Published online by Cambridge University Press: 07 October 2011
Social interaction leads – online as much as offline – to mutual, more or less equal social influence of the interacting parties on each other. Internet users send out information, summaries of subjective experiences, and opinions using communication tools. Recipients acquire unconsciously new insights or strive to learn or form an opinion about a topic. Research studying the facilitating and hindering factors for such media-based social influence has a long-standing history (for a summary of the early work see Williams, 1977). Nonetheless, the interplay between personality characteristics and media attributes as preconditions of social influence has hardly received any attention yet. Therefore, the current chapter will apply interactionism (Endler and Magnusson, 1976) to online social influence. The combination of personal and situational variables is relevant in the context of new communication media as in any other context, because individuals may respond differently to the specific situational conditions provided by computer-mediated communication (CMC). (For initial evidence see Amichai-Hamburger et al., 2002; Cress, 2005; Guadagno and Cialdini, 2002; Hertel et al., 2008; Sassenberg et al., 2005.) Hence, considering individual differences for the prediction of media effects will allow more precise predictions about the impact of CMC on social influence.

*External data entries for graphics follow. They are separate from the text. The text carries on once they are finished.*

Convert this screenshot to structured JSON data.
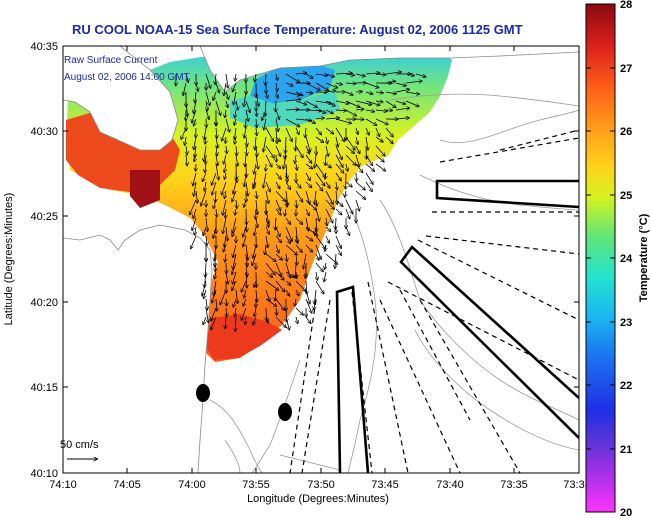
{
  "title": "RU COOL  NOAA-15  Sea Surface Temperature:  August 02, 2006 1125 GMT",
  "legend": {
    "line1": "Raw Surface Current",
    "line2": "August 02, 2006 14:00 GMT"
  },
  "scale_label": "50 cm/s",
  "x_axis": {
    "label": "Longitude (Degrees:Minutes)",
    "ticks": [
      "74:10",
      "74:05",
      "74:00",
      "73:55",
      "73:50",
      "73:45",
      "73:40",
      "73:35",
      "73:3"
    ]
  },
  "y_axis": {
    "label": "Latitude (Degrees:Minutes)",
    "ticks": [
      "40:35",
      "40:30",
      "40:25",
      "40:20",
      "40:15",
      "40:10"
    ]
  },
  "colorbar": {
    "label": "Temperature (°C)",
    "ticks": [
      "28",
      "27",
      "26",
      "25",
      "24",
      "23",
      "22",
      "21",
      "20"
    ],
    "min": 20,
    "max": 28,
    "colors": [
      "#ff33ff",
      "#7a3dd6",
      "#1f2fe6",
      "#19a9f0",
      "#23e0d0",
      "#6fe36a",
      "#ecf51a",
      "#ff9a1a",
      "#e83a1c",
      "#8a0a10"
    ]
  },
  "colors": {
    "title": "#1a2aa8",
    "land": "#ffffff",
    "ocean_bg": "#ffffff",
    "contours": "#9a9a9a"
  }
}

In this chapter, different types of social influence will be introduced and the features of CMC that are relevant for social influence will be discussed. Afterwards, the research on these types of social influence in CMC will be reviewed. This review serves two purposes. First, it will show that almost all existing research in this domain has focused on the impact of situational characteristics that either (a) are inherent in the technology (e.g., few social context cues) or (b) result from the social setting in which CMC takes place (e.g., the impact of group norms on a person's attitudes). Second, it will outline how the moderation of social influence processes by communication media characteristics is best explained by the interactionist approach that includes inter-individual differences (e.g., personality traits). Before this approach is described, the few studies that take into account the moderating impact of inter-individual differences between users on the effects of situational characteristics (i.e., personality traits or cognitive styles) will be summarized. (For a framework model putting forward a similar argument for CMC research in general see Joinson, 2003.)